Técnica Inovadora Combina Luz LED e Nanotecnologia para Combater Câncer
Uma nova abordagem no tratamento do câncer, desenvolvida por pesquisadores da Universidade do Texas e da Universidade do Porto, combina luz LED e pequenos flocos de estanho para neutralizar células tumorais, preservando as estruturas saudáveis do corpo. Essa técnica inovadora visa superar os obstáculos associados aos tratamentos tradicionais, como a radioterapia e a quimioterapia, que podem causar efeitos colaterais dolorosos.
A pesquisa, liderada pela engenheira Jean Anne Incorvia e pelo engenheiro Artur Pinto, utilizou a tecnologia LED e nanoflocos de estanho (SnOx) para criar um tratamento seguro, eficaz e acessível. Em testes, o tratamento demonstrou eficácia notável na neutralização de células de câncer colorretal e de pele, eliminando até 92% das células de câncer de pele e 50% das células de câncer colorretal em apenas 30 minutos de exposição, sem causar danos às células saudáveis da pele humana.
Futuro da Pesquisa
O câncer é a segunda principal causa de morte em todo o mundo, responsável por cerca de 9,6 milhões de falecimentos todos os anos, de acordo com a Organização Mundial da Saúde (OMS). A busca por formas de tratamento menos danosas ao paciente continua desafiadora, e a terapia fototérmica no infravermelho próximo é uma das opções mais promissoras. Essa abordagem utiliza luz para aquecer seletivamente células cancerígenas até o ponto em que elas morrem.

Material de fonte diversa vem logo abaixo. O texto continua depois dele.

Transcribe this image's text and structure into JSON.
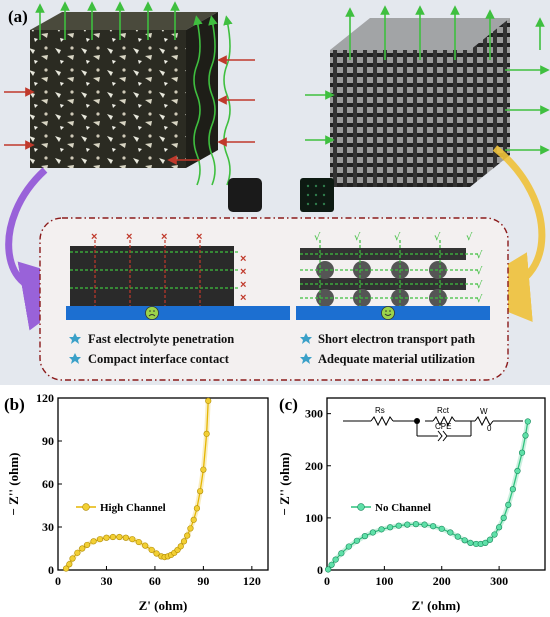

A equipe de pesquisadores planeja continuar explorando a reação de luz e calor, bem como outros possíveis materiais catalisadores. Além disso, eles pretendem desenvolver dispositivos para levar a tecnologia a médicos e pacientes, com o objetivo final de disponibilizar essa tecnologia a pacientes em todos os lugares, especialmente onde o acesso a equipamentos especializados é limitado, com menos efeitos colaterais e menor custo.
- Tratamento inovador combina luz LED e nanoflocos de estanho para neutralizar células tumorais.
- Demonstrou eficácia notável na neutralização de células de câncer colorretal e de pele.
- Pode ser uma opção mais segura e acessível em comparação com tratamentos tradicionais.